When what is now the Scripps National Spelling Bee began in 1925, it lacked, dare we say, the buzz it has today. No television, no Twitter and no way to know there would one day be a wildly popular movie, "Akeelah and the Bee."
The Louisville Courier-Journal sponsored the first winner, Frank Neuhauser, and in every year since -- excluding 1998, when a stationery supply company in Jamaica backed the winner -- a newspaper has sponsored the winning speller. Young Frank won with the word "gladiolus," a widely cultivated plant of the iris family. Appropriate, perhaps, in the sense the national spelling bee was just starting to take root.
Today, it's possible that many of the 281 young regional spelling champions sitting down at computers Tuesday for the first round of the Bee, never have held a newspaper in their small hands. Newspapers, however, still have their hands on the Bee, as two-thirds of the sponsorships for local/regional competitions come from newspapers, said Paige Kimble, the Bee's executive director.
But times are changing. Just as today's competitors are more likely to read a newspaper on an iPad, iPhone or laptop than in print, the regional spelling bees that produce the national Bee's competitors are beginning to bloom in new places.
"The Scripps National Spelling Bee came up through the decades as an exclusively newspaper-sponsored event," said Kimble, who won the national contest in 1981 as Paige Pipkin and was sponsored by the El Paso Herald-Post.
In the 30-plus years since Kimble won with the word "sarcophagus" -- a stone coffin -- newspapers have been fighting for their very survival. Sponsorships of community events such as spelling bees became less of a priority; some of the newspapers that still provide sponsorships now have partners.
Recently, universities have begun to fill the void.
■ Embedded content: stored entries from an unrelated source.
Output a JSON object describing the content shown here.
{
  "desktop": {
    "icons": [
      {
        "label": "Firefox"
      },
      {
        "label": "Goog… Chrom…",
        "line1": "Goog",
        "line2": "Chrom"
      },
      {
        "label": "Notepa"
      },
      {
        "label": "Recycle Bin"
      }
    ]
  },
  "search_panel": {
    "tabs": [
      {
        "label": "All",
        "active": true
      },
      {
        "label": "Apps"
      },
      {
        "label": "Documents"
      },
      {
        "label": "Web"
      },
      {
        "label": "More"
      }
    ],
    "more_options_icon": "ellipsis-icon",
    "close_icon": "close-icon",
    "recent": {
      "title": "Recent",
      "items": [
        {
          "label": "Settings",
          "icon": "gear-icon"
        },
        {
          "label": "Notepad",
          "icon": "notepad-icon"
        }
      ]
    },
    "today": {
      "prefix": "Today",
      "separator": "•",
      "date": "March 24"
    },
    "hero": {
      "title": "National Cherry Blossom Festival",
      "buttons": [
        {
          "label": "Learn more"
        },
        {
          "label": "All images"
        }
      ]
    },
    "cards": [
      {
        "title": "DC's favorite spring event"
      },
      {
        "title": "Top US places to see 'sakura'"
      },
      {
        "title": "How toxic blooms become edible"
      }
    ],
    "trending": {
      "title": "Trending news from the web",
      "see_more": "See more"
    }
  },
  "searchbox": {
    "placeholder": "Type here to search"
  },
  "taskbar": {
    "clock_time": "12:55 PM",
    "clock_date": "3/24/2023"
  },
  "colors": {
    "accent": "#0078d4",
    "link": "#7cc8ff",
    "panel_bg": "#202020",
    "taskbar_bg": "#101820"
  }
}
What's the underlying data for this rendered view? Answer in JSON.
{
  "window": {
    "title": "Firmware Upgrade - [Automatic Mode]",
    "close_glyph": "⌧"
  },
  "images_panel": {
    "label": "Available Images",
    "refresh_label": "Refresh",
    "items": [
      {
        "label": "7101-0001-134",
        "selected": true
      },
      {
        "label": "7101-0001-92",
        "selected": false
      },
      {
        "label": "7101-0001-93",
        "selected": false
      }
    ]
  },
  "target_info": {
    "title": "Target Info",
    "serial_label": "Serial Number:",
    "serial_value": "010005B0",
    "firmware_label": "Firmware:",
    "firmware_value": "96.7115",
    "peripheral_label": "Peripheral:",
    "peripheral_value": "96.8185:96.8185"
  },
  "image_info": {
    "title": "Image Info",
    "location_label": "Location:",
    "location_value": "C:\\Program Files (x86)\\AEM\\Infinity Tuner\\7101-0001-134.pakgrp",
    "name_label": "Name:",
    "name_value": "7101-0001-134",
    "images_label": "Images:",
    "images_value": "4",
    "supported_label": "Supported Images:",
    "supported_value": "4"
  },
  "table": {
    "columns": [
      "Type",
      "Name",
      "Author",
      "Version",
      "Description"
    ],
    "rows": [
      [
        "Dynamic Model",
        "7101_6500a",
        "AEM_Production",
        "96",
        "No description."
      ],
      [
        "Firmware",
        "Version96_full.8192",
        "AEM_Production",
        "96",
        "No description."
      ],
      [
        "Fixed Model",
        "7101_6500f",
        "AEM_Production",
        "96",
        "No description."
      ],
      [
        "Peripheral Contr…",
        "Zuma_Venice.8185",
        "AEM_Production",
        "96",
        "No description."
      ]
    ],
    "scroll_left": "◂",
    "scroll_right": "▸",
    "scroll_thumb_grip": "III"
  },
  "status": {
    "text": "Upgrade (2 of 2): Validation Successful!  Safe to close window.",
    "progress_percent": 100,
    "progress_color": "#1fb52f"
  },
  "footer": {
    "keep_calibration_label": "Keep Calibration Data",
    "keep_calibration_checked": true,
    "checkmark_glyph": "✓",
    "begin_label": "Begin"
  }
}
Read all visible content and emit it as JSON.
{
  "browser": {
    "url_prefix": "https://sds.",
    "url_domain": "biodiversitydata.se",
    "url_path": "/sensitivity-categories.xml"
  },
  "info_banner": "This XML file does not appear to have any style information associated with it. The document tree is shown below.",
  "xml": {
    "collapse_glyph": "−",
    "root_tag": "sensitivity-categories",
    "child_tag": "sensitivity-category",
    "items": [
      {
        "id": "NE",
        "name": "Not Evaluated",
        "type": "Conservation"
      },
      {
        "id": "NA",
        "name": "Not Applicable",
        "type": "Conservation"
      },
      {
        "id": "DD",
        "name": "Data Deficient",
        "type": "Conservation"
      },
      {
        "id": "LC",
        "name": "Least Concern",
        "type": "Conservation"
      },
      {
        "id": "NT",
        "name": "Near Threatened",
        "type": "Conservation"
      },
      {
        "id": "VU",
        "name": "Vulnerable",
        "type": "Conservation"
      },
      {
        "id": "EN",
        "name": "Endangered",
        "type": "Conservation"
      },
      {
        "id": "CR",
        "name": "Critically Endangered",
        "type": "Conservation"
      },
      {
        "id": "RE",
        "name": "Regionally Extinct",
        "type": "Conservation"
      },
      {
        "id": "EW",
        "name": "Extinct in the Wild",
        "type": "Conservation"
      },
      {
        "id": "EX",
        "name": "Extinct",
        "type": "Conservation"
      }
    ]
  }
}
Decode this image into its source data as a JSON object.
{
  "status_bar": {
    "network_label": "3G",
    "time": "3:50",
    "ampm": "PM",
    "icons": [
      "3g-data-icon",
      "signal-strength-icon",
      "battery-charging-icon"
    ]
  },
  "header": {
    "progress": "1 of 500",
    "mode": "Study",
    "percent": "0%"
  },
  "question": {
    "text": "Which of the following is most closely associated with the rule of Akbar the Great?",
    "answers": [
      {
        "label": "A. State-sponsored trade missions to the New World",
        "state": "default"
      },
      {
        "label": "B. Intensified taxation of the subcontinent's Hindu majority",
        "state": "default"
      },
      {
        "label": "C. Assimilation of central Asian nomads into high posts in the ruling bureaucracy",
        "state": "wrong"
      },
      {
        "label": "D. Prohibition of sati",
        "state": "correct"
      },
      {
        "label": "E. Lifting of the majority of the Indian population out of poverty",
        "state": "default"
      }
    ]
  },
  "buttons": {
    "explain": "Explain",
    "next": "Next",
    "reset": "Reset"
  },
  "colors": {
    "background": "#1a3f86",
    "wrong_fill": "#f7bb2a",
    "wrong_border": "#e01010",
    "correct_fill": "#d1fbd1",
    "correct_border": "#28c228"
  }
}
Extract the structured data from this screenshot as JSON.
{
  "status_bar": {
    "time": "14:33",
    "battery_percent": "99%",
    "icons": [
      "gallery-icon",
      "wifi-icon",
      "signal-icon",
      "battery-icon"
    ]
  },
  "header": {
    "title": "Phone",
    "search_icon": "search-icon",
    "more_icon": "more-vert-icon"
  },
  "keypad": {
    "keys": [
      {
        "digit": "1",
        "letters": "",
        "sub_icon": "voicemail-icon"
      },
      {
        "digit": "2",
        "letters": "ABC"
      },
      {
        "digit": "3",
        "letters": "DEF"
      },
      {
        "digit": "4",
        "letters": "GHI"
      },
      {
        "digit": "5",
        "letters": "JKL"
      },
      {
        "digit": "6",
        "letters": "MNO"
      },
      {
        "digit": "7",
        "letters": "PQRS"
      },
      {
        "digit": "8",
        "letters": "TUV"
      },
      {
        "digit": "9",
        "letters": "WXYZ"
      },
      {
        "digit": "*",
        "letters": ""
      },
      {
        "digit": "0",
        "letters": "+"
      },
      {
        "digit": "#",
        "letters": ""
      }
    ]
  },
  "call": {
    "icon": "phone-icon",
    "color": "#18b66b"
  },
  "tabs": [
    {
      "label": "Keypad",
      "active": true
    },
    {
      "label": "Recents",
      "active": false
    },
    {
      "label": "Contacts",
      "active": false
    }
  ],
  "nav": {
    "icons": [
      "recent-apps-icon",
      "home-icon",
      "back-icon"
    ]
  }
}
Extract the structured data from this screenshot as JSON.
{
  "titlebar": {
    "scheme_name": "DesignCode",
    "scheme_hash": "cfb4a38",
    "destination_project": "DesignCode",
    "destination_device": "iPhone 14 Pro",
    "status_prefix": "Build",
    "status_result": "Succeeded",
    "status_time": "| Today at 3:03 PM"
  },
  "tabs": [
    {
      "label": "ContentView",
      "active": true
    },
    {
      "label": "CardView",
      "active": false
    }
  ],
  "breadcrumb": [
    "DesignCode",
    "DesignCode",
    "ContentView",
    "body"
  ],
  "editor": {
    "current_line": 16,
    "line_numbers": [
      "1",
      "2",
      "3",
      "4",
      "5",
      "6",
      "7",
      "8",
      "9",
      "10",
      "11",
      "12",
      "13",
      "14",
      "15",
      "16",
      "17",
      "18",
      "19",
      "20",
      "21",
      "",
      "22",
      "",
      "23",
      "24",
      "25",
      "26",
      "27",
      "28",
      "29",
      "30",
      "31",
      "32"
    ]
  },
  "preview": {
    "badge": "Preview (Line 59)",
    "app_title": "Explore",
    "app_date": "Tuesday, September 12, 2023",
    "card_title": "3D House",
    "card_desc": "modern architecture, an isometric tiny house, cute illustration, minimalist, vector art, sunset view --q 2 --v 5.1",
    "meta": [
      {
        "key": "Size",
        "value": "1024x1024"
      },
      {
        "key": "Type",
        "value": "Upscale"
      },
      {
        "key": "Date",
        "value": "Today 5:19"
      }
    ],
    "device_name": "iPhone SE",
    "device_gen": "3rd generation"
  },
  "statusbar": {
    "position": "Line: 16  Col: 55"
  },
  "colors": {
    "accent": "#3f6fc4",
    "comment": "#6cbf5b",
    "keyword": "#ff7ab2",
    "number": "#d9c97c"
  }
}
This year, 17 colleges and universities sponsored events and the schools' power of brand ranged from Three Rivers College, a community college in Poplar Bluff, Mo., to Duke University in Durham, N.C., which sponsored its first regional bee in 2010 and is something of a flagship for university involvement.
"It really blew up in the 2011-2012 season," said Chris Kemper, spokesman for the Bee, which is administered on a nonprofit basis by The E.W. Scripps Co. in Cincinnati. "That's when nine universities hopped on board."
Lou Rollins, director of special projects at Duke's Office of Durham and Regional Affairs, said Scripps contacted the school in 2008. That was intriguing enough, but the Durham County public schools were for it, too.
"That was the magic, knowing Durham schools wanted it and Scripps reaching out to a university that had a community focus," she said. "We loved the idea."
Indiana University in Bloomington also was a good fit, with IU's High School Journalism Institute and Department of Education co-sponsoring a regional bee the last two years.
"One thing that attracted us is the Scripps name because Scripps is a newspaper name and historically important in journalism," said Teresa White, IU's regional bee coordinator and director of the High School Journalism Institute. "It's a win-win in my eyes."
Said Kimble: "Local universities stepped forward and said, 'Let's lead this in our community.' They have done this for recruiting and as a good community outreach."
Schools such as Duke and IU may not need the regional spelling bees as recruiting tools, but they can't hurt. Brian Werden, a seventh-grader and left-handed pitcher with dreams of playing college baseball, won this year's regional bee at Duke. Now, he can see himself one day throwing his curve and cutter for the Blue Devils.
"I've known for a while Duke is a very good academic school," Brian said. "We went to the campus and it was pretty nice."
Brian's mother, Debbie Werden, believes the value for the schools in bringing all those bright minds to campus years before they make their college decisions is real.
"They give the kids a big gift bag of items," she said. "It definitely puts it in their heads that they might go there one day."
But as Kimble said, "The concept is truly not new. As a child, I remember going to local universities for math and science competitions."
The oldest competitors in the Bee are in the eighth grade -- the youngest competitor this year is 8 -- and the university sponsorships only several years old. So it will be awhile before schools have hard data on the effect of the Bee on attracting students.
Which is fine with Rollins, who spells value for Duke in multiple ways -- including p-e-r-c-e-p-t-i-o-n.
"We can feel the excitement, the energy level, inside the Duke family and outside," she said, adding with a laugh, "I love that Duke connects with the Spelling Bee and not just Duke men's basketball."